Awal tahun ini, Komisi Penyelidikan Internasional Independen PBB memperingatkan bahwa Israel menyandera seluruh penduduk Gaza. "Pernyataan dari para pejabat Israel menunjukkan niat mereka memanfaatkan penyediaan kebutuhan dasar, termasuk makanan, obat-obatan, air, bahan bakar, dan listrik, untuk menyandera seluruh penduduk Gaza demi mengejar tujuan politik dan militer," katanya.
Advertisement
Desakan terhadap Komunitas Internasional
Menurut Oxfam, dampak tindakan Israel terhadap kesehatan masyarakat di Gaza sangat buruk, dengan laporan kasus penyakit yang ditularkan melalui air meroket. LSM itu meminta para pejabat Israel mengakhiri pengepungan dan mencabut blokade di Gaza untuk memungkinkan akses tanpa hambatan dan berkelanjutan terhadap bantuan kemanusiaan, khususnya makanan, air bersih, sanitasi, dan tempat tinggal.
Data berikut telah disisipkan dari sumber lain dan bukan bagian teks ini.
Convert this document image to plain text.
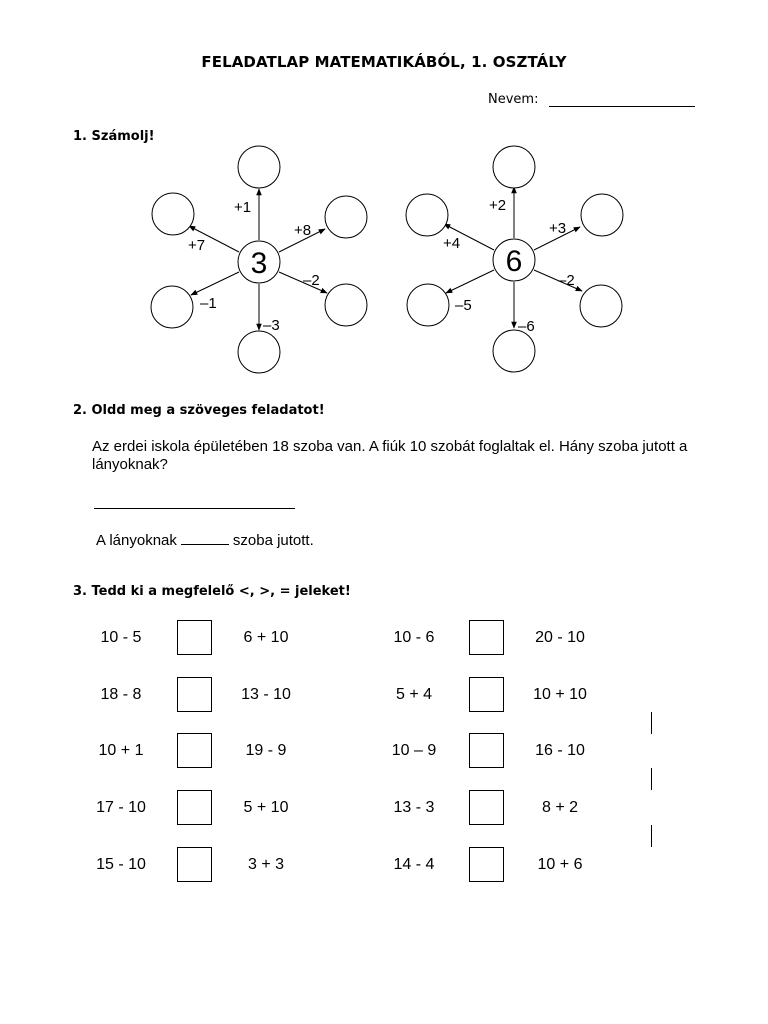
FELADATLAP MATEMATIKÁBÓL, 1. OSZTÁLY
Nevem:
1. Számolj!
3
+1
+8
–2
–3
–1
+7	6
+2
+3
–2
–6
–5
+4
2. Oldd meg a szöveges feladatot!
Az erdei iskola épületében 18 szoba van. A fiúk 10 szobát foglaltak el. Hány szoba jutott a lányoknak?
A lányoknak	szoba jutott.
3. Tedd ki a megfelelő <, >, = jeleket!
10 - 5	6 + 10	10 - 6	20 - 10
18 - 8	13 - 10	5 + 4	10 + 10
10 + 1	19 - 9	10 – 9	16 - 10
17 - 10	5 + 10	13 - 3	8 + 2
15 - 10	3 + 3	14 - 4	10 + 6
Badan amal tersebut mendesak komunitas internasional mengambil tindakan tegas untuk "menegakkan keadilan dan hak asasi manusia, mencegah penderitaan lebih lanjut dan melindungi hak-hak warga Palestina di Gaza, termasuk hak-hak yang tercantum dalam Konvensi Jenewa."
Sejak Tel Aviv melancarkan serangan brutal pada 7 Oktober 2023, setidaknya 38.800 warga Palestina telah terbunuh di Gaza, kebanyakan dari mereka adalah perempuan dan anak-anak. Sebanyak 89.364 lainnya terluka, menurut otoritas kesehatan setempat di Gaza.
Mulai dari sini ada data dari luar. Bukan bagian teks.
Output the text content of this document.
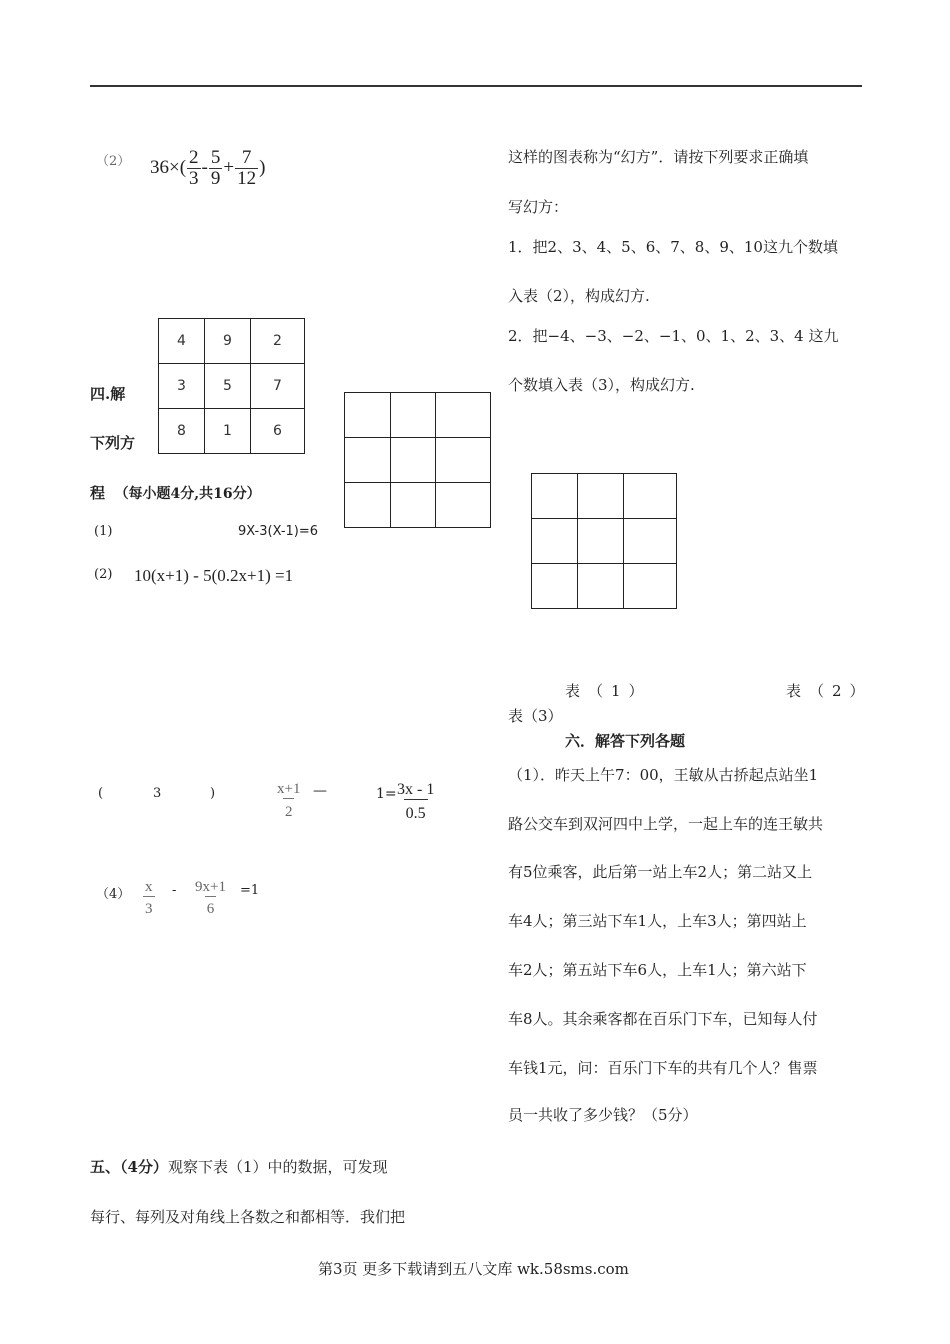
（2） $36\times( \frac{2}{3} - \frac{5}{9} + \frac{7}{12}$ )
4	9	2
3	5	7
8	1	6

四.解
下列方
程 （每小题4分,共16分）
(1)	9X-3(X-1)=6
(2) 10(x+1) - 5(0.2x+1) =1
(	3	)	$\frac{x+1}{2}$ —	1=
$\frac{3x - 1}{0.5}$
$(4) \frac{x}{3} - \frac{9x+1}{6} =1$
五、（4分）观察下表（1）中的数据，可发现
每行、每列及对角线上各数之和都相等．我们把
这样的图表称为“幻方”．请按下列要求正确填
写幻方：
1．把2、3、4、5、6、7、8、9、10这九个数填
入表（2），构成幻方.
2．把−4、−3、−2、−1、0、1、2、3、4 这九
个数填入表（3），构成幻方.
表（1）	表（2）
表（3）
六．解答下列各题
（1）．昨天上午7：00，王敏从古挢起点站坐1
路公交车到双河四中上学，一起上车的连王敏共
有5位乘客，此后第一站上车2人；第二站又上
车4人；第三站下车1人，上车3人；第四站上
车2人；第五站下车6人，上车1人；第六站下
车8人。其余乘客都在百乐门下车，已知每人付
车钱1元，问：百乐门下车的共有几个人？售票
员一共收了多少钱？（5分）
第3页 更多下载请到五八文库 wk.58sms.com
Lebih dari sembilan bulan setelah serangan Israel, sebagian besar wilayah Gaza hancur akibat blokade makanan, air bersih, dan obat-obatan. Israel dituduh melakukan genosida di Mahkamah Internasional (ICJ), yang dalam keputusan terbarunya memerintahkan Tel Aviv untuk segera menghentikan serangannya di kota Rafah di selatan.
Kampanye Kelaparan yang Ditargetkan di Gaza
Setelah sembilan bulan Israel melakukan blokade total terhadap bantuan kemanusiaan, 10 pakar PBB mengatakan, mereka sudah cukup melihat, dan menyatakan Israel terlibat dalam "kampanye kelaparan yang ditargetkan" di Gaza. Tindakan ini digarisbawahi sebagai "kesengajaan."
"Kami menyatakan bahwa kampanye kelaparan yang disengaja dan ditargetkan Israel terhadap warga Palestina adalah bentuk kekerasan genosida dan telah mengakibatkan kelaparan di seluruh Gaza," kata para ahli, Selasa, 9 Juli 2024, dikutip dari Middle East Eye, 10 Juli 2024.
Mereka menyambung, "Kami menyerukan komunitas internasional untuk memprioritaskan pengiriman bantuan kemanusiaan melalui darat dengan cara apapun, mengakhiri pengepungan Israel, dan melakukan gencatan senjata."
Misi diplomatik Israel di Jenewa mengatakan, pernyataan itu adalah "informasi yang salah." "Israel terus meningkatkan koordinasi dan bantuan dalam pengiriman bantuan kemanusiaan ke seluruh Jalur Gaza. Baru-baru ini, (kami) menghubungkan saluran listriknya ke pabrik desalinasi air Gaza," klaim misi tersebut.
Bulan lalu, sebuah laporan yang dikeluarkan kelompok ahli independen yang dikenal sebagai Jaringan Sistem Peringatan Dini Kelaparan, atau Fews Net, memperingatkan bahwa kelaparan di Gaza mungkin telah terjadi sejak April 2024. Kondisi nahas ini kemungkinan akan berlanjut hingga Juli "jika tidak ada tindakan yang diambil."